Slightly heated, it exhales a fragrant odor, quite different from that of the factitious compounds. The carbonate of lime is so protected by the bitumen that it does not effervesce with muriatic acid. In any artificial mixture it would be impossible to produce so intimate a combination of these substances as is found in this natural asphalt rock. Silicious matters, as sand and smooth pebbles, are not so well adapted for the preparation of durable mastic as calcareous substances, because they have little attraction for the bitumen, and the mixture is liable to crack and crumble. Bitumen is applied also in the form of an external coating of mastic to give strength and protection to thin sheet-iron pipes and glass tubes used for conveying water, also for roofing. To some extent asphaltum may be used as a fuel, especially for heating meters in gas works, when blown into the grate in the form of powder. It appears to have been a principal ingredient in the destructive Greek fire. (See Greek Fire.) Bricks of poor quality saturated with it are rendered strong ,and impervious to water. It answers most of the purposes for which coal tar is used. It makes the strongest cement for laying brick and stone work. The ancient Egyptians used some form of it for embalming bodies.

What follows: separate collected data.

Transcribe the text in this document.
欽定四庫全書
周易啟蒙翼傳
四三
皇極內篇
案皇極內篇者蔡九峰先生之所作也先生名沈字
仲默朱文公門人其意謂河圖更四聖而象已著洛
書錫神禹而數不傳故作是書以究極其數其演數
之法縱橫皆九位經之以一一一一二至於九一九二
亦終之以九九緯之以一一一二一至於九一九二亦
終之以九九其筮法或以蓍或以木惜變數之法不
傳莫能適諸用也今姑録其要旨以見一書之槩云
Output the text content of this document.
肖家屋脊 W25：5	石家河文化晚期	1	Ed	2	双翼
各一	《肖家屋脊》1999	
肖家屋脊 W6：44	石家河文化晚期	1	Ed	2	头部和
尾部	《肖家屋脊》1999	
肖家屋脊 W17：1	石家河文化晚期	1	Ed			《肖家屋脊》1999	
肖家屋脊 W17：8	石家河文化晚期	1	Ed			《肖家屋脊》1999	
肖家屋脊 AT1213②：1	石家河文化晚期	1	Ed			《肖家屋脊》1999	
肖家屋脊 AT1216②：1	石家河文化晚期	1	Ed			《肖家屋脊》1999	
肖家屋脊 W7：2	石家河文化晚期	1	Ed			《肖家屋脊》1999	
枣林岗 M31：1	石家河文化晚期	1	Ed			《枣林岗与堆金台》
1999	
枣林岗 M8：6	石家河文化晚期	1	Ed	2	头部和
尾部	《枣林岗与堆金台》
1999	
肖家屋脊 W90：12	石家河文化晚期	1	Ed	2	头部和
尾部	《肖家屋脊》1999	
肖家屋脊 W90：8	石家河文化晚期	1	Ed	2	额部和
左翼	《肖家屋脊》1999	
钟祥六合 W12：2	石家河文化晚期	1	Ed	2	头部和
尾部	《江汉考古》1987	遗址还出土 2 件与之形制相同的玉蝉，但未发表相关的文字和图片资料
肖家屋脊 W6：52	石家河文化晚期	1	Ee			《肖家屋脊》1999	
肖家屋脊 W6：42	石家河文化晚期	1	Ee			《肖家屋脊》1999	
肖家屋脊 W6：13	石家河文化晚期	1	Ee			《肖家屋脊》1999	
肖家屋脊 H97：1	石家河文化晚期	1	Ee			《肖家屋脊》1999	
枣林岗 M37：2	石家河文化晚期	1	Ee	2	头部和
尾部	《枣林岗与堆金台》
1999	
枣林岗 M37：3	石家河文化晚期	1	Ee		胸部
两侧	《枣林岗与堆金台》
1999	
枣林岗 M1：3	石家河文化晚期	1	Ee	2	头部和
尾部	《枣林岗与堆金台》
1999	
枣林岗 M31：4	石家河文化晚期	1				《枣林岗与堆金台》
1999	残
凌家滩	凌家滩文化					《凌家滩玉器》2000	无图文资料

The hardness of the mummies is probably owing to the combination of bitumen with the animal substances. In France a process has been patented for spreading fluid bitumen upon canvas sheets or netting and passing it between metallic rolls, thus coating the cloth on one or both sides, and to any desired thickness. The use of the material is for lining buildings. - The origin of the bitumens has been regarded as very doubtful. The composition would seem to refer them to vegetable matters, though they possess very marked differences from the coals.